The new Self-Realization is not the pursuit of an extracosmic God, nor does it preach an escape into a world Beyond as a solution to the miseries of this world. In fact, it urges people towards a full-throated engagement with the challenges of the world.  You are asked to take the bull of the world by its horns. You grow in stature, your powers increase as you grapple with the world. Your mind develops, your creativity blossoms, your energies are amplified as you work towards your own self-chosen Goal of life.

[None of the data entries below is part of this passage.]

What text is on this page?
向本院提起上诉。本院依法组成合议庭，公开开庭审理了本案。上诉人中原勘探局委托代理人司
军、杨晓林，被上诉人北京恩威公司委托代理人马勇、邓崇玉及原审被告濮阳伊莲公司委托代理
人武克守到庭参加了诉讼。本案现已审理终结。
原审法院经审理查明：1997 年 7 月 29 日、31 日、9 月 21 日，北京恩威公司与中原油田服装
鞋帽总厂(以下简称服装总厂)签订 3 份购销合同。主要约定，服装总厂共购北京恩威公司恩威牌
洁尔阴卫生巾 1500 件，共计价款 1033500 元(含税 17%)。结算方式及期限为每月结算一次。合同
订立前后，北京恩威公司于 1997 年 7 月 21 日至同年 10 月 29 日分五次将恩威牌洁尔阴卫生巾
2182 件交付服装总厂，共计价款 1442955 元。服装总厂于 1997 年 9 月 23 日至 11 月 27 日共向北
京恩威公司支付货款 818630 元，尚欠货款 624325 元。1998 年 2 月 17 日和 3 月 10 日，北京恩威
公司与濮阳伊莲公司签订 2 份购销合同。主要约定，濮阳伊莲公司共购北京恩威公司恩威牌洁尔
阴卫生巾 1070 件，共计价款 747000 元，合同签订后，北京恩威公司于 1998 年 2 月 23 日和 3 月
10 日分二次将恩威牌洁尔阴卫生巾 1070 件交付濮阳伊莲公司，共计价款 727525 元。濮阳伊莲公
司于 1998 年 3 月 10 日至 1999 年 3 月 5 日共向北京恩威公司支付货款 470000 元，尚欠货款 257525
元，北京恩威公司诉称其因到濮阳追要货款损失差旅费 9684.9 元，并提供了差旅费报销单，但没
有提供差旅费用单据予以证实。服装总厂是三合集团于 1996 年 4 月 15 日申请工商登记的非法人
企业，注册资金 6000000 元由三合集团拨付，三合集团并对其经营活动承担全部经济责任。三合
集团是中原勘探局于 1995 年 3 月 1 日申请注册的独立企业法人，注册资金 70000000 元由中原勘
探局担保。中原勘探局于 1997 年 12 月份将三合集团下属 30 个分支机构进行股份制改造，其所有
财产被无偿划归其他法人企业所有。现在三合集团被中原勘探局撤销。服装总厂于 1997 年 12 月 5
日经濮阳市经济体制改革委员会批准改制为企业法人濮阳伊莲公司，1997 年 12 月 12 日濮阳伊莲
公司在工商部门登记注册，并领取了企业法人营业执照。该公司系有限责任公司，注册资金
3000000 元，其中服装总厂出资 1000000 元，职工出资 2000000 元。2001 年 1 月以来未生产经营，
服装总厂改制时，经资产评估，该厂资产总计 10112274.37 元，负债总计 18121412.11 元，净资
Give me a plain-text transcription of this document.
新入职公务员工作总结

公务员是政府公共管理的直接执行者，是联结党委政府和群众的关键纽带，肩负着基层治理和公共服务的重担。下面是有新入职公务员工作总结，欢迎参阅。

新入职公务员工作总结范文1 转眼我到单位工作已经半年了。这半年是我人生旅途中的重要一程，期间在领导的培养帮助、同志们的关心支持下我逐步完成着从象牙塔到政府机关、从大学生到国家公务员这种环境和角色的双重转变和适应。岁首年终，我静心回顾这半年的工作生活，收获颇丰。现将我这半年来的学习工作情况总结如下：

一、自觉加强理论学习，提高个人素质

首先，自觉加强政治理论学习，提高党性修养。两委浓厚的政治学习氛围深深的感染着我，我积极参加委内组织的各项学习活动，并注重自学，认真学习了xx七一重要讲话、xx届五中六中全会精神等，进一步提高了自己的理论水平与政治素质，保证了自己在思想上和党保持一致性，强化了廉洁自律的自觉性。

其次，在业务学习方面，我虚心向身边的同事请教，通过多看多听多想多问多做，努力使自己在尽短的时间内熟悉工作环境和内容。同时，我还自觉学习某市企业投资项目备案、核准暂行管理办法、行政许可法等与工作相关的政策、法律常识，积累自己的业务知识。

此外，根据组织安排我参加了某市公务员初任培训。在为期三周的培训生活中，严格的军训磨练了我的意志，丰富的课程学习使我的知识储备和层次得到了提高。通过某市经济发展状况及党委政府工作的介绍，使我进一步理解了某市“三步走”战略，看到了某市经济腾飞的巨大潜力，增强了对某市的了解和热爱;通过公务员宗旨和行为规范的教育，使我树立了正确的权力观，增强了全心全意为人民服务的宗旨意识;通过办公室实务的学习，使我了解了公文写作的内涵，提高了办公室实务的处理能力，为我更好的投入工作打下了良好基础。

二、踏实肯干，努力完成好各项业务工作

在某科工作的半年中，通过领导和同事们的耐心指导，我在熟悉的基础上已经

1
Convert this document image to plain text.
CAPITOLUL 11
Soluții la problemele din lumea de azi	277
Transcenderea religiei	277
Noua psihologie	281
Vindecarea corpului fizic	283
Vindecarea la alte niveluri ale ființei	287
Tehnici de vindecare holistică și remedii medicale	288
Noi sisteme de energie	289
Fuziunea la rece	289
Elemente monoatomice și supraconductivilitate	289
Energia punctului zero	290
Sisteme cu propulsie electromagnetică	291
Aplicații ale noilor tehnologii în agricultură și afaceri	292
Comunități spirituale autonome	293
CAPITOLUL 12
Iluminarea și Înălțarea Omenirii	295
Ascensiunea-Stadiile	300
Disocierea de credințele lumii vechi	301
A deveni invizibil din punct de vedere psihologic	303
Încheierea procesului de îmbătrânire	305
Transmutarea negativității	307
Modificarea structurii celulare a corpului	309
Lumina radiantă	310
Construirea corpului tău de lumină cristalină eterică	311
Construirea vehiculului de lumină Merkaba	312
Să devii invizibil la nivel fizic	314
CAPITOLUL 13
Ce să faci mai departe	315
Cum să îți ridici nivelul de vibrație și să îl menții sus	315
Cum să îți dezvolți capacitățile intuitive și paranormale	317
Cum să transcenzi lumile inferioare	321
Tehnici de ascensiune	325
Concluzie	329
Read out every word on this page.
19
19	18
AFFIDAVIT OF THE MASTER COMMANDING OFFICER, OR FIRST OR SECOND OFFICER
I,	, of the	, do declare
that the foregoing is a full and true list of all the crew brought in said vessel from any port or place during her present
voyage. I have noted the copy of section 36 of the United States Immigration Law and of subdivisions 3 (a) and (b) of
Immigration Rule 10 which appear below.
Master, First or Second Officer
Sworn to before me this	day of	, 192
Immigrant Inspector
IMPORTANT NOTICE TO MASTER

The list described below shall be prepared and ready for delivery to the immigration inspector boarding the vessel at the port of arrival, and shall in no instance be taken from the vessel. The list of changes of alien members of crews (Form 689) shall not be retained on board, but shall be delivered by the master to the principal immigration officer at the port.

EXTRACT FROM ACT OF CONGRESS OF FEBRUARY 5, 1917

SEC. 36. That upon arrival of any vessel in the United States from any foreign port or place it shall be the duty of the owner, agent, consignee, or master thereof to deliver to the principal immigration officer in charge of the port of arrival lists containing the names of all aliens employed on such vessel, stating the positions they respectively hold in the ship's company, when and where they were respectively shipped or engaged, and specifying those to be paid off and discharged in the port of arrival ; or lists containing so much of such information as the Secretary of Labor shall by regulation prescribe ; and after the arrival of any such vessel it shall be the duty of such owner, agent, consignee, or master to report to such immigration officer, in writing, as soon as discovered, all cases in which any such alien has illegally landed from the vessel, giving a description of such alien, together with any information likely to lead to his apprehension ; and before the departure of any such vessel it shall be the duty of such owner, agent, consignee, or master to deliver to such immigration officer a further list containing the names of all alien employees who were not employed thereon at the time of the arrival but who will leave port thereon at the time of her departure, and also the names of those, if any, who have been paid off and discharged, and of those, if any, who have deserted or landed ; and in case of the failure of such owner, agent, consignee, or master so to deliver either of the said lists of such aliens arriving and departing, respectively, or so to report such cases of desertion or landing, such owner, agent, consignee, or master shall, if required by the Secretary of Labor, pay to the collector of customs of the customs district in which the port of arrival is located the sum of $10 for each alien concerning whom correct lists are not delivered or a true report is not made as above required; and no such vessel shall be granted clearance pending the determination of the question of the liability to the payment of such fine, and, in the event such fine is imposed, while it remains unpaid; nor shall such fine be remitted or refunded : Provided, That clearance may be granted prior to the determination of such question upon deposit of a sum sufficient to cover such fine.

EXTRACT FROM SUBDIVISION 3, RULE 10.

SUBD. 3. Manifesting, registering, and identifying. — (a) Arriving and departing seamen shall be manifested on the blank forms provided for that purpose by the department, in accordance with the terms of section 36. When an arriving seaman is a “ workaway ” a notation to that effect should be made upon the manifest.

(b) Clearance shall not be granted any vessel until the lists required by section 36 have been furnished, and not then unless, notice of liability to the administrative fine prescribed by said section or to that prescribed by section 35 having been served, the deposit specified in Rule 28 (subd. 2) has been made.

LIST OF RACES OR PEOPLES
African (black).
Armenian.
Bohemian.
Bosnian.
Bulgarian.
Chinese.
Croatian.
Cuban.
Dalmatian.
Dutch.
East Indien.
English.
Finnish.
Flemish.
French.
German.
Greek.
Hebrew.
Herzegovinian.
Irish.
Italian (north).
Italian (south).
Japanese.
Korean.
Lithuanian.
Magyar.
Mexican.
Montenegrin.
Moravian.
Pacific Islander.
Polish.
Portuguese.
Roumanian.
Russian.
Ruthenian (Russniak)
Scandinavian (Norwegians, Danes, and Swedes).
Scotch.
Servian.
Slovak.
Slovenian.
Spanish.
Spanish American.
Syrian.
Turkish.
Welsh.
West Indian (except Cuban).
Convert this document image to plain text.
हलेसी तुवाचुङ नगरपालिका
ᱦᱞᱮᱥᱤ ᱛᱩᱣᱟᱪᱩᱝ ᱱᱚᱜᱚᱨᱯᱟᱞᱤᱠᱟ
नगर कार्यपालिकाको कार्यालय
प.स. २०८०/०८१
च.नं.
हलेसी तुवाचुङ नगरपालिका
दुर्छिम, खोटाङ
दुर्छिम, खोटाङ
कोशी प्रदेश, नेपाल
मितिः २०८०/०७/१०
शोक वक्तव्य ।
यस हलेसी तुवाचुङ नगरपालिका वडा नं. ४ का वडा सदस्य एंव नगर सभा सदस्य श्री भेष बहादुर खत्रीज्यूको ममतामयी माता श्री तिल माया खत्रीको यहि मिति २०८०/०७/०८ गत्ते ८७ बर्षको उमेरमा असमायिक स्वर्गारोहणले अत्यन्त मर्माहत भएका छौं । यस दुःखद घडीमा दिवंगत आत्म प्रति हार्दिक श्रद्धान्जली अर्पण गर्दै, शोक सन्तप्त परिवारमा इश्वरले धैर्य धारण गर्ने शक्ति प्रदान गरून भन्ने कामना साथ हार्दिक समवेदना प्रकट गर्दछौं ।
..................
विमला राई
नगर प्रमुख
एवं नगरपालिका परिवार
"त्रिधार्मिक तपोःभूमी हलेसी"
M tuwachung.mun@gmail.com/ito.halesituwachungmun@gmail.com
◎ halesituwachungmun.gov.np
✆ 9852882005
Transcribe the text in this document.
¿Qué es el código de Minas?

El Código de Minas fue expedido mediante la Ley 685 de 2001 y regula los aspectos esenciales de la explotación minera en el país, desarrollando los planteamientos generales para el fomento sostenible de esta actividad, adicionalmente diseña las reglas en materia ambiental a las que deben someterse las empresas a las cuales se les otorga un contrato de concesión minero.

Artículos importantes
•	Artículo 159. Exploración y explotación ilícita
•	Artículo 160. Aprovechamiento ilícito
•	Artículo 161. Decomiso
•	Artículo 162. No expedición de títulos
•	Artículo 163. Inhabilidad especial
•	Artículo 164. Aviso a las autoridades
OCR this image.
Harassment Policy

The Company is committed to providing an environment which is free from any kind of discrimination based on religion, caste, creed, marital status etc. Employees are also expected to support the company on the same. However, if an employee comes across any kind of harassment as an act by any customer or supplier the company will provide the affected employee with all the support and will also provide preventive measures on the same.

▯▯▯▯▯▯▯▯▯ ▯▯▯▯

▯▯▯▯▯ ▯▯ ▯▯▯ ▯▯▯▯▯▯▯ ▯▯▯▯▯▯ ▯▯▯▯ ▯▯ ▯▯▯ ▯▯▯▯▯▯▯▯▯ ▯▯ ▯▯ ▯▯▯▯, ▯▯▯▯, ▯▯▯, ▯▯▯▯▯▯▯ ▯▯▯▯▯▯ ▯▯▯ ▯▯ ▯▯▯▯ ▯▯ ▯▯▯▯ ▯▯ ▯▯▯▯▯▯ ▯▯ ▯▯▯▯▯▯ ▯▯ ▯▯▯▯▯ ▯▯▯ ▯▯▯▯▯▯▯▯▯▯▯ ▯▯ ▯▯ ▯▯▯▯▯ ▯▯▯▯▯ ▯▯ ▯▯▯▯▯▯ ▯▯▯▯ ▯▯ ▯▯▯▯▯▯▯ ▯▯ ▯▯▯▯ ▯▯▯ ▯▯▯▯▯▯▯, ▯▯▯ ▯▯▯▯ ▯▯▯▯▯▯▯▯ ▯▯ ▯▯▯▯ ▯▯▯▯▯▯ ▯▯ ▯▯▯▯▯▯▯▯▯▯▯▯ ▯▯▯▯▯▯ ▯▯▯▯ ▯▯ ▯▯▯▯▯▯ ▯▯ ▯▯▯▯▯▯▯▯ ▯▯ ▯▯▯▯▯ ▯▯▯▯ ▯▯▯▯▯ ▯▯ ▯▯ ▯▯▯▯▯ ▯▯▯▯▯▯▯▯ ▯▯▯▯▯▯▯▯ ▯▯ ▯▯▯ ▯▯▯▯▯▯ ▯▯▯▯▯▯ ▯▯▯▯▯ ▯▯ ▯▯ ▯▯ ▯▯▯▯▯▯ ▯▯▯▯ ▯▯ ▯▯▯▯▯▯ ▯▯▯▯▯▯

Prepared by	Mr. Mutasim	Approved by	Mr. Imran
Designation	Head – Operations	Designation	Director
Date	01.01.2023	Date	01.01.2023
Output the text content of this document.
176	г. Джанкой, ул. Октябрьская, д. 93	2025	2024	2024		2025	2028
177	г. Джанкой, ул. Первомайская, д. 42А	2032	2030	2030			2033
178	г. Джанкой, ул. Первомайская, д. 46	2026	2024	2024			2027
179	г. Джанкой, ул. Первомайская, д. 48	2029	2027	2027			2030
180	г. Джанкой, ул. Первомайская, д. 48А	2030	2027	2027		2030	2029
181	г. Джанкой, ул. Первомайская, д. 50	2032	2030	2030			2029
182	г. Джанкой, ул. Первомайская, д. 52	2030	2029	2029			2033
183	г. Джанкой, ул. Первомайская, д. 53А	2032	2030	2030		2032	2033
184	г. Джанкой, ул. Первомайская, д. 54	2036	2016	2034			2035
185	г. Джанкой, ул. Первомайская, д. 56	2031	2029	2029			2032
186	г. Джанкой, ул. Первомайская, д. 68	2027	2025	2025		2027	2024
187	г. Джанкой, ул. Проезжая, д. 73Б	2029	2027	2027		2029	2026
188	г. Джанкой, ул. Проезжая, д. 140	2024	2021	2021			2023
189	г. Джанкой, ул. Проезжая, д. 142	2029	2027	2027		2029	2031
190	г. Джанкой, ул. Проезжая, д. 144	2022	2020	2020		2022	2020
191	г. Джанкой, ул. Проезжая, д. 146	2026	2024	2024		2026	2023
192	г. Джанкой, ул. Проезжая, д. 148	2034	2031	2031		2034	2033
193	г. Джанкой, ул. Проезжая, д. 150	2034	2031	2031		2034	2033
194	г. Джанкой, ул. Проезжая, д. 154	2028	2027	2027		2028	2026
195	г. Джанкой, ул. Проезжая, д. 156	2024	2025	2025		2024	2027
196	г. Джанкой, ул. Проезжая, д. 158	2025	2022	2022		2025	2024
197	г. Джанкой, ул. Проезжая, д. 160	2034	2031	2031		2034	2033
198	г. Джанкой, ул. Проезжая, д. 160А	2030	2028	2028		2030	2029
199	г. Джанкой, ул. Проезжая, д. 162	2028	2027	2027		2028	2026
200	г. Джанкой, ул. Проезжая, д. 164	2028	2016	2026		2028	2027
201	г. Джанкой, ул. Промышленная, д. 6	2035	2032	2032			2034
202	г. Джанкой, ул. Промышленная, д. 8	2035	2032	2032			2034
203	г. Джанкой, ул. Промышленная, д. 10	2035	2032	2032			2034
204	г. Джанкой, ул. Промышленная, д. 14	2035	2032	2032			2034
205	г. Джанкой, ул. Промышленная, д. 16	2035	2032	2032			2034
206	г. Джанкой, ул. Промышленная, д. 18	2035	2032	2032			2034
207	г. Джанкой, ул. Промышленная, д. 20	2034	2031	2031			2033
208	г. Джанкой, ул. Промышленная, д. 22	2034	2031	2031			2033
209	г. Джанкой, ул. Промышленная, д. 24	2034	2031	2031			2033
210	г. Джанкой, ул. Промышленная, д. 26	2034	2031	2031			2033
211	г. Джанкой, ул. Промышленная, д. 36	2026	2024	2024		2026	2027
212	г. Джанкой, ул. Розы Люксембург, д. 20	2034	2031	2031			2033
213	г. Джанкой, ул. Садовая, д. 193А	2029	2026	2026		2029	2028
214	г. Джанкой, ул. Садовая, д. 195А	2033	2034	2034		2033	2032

The new Self-realization not only inspires the individual to grow; it exhorts him/her  to nurture and develop a patch of life connected to him/her. It does not abandon the world to its fate. It in fact embraces the world, heals its wounds, nurtures it, makes it whole, and imparts to it a lasting glory.
These ideas are now seen to be permeating popular thinking in India. They come to us in the form of self-help literature. The self-help movement had swept across the world for more than half-a-century. In the pre-self-help era, people looked up to God, the church, the priest, the monarch, or the State for support. In the self-help era, we learn that all the help that we need is inside ourselves. The founts of a tremendous power and genius are inside human psyche. Therefore, by invoking it, we help ourselves and help each other.



Isn’t it high time we brought in these elements into our Indian brand of spirituality? Or perhaps these elements are already there but deserve a stronger emphasis. The Gita speaks of life as a battle that must be fought – turning away is unacceptable because it is un-Aryan – with the help of the guidance of the Indweller. But perhaps since such ideas are too strong a medicine, the majority idly and passively gravitate towards a senseless and easy religiosity.

What is the use of a spirituality that does not accept the burden of developing people as the first and foremost objective? Are not these legitimate concerns in a country where literacy rate is a mere 75%, and 90% make less than Rs 12,000 a month?  What is the point in keeping ourselves busy praising the beauty and harmony of God, while all the time living in material surroundings that are filthy, chaotic, dangerously unhealthy and often times revolting?

There is a need to recognize and correct the slow, tenuous and insidious distortion that had set in our spiritual tradition in popular practice.  

Let the new Self-realization lay the foundation for life in the new India.